Si chaque décision concernant un risque nécessite l’intervention du HSE, si les actions n’avancent qu’après ses relances ou si les managers attendent systématiquement son validation, l’organisation reste dépendante d’une personne ou d’une fonction.
Le rôle du HSE pourrait donc être envisagé autrement.
Non pas comme celui qui porte la prévention, mais comme celui qui aide l’entreprise à construire les conditions permettant à chacun d’en porter sa part.
Cela ne diminue en rien la valeur de son expertise. Au contraire, cela lui permet de la concentrer là où elle apporte réellement quelque chose : les risques complexes, les situations nouvelles, les décisions critiques, l’analyse des signaux faibles, la conception des systèmes de prévention ou encore le questionnement des choix de l’organisation.
Le HSE devient alors moins le gestionnaire quotidien de tous les sujets de sécurité et davantage l’architecte, le facilitateur et le contradicteur du système de prévention.
Il ne cherche plus seulement à résoudre les problèmes. Il cherche à construire une organisation capable de les détecter, de les discuter et, lorsque cela relève de ses compétences, de les résoudre elle-même.
Cela conduit finalement à renverser une idée profondément ancrée :
Le meilleur responsable HSE n’est peut-être pas celui dont l’entreprise ne peut plus se passer.
C’est peut-être celui qui a suffisamment diffusé la prévention dans les décisions, les pratiques et le management pour que l’entreprise continue à faire de la sécurité même lorsqu’il n’est pas là.
La fonction HSE reste nécessaire.
Mais la prévention, elle, ne devrait jamais dépendre uniquement d’elle.
Questions fréquentes sur le rôle du responsable HSE
Quel est le rôle du responsable HSE dans l’entreprise ?
Le responsable HSE apporte son expertise en matière de prévention des risques, accompagne les managers et les équipes, structure les démarches de prévention et contribue au respect des exigences réglementaires. Son rôle ne consiste toutefois pas à porter seul la sécurité : la prévention reste une responsabilité partagée au sein de l’organisation, notamment par le management et les acteurs opérationnels.

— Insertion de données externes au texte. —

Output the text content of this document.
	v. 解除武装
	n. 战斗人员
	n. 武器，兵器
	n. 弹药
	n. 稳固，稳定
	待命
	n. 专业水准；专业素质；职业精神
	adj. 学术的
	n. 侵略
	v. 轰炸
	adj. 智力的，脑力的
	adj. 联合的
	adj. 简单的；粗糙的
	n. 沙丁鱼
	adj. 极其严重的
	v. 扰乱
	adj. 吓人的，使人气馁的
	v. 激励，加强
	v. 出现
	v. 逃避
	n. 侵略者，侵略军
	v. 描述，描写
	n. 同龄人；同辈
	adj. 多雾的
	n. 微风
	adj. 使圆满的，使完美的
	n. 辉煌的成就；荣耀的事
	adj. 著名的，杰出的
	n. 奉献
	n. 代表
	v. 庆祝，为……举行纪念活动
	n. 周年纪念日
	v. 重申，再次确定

Le responsable HSE est-il responsable de la sécurité dans l’entreprise ?
La présence d’un responsable HSE ne transfère pas à celui-ci la responsabilité générale de l’employeur en matière de santé et de sécurité au travail. Le HSE conseille, accompagne, alerte et apporte son expertise, mais la fonction HSE ne se substitue pas aux responsabilités de l’employeur ni à celles exercées par la ligne managériale dans l’organisation du travail.
Comment éviter que l’entreprise devienne dépendante de son responsable HSE ?
L’objectif n’est pas de réduire l’intervention du HSE, mais de déterminer où son expertise apporte réellement de la valeur. Les managers et les équipes doivent progressivement développer leur capacité à identifier les risques, traiter les écarts et intégrer la prévention dans leurs décisions. Le HSE peut alors davantage faire avec, accompagner et challenger, plutôt que systématiquement faire à la place des autres.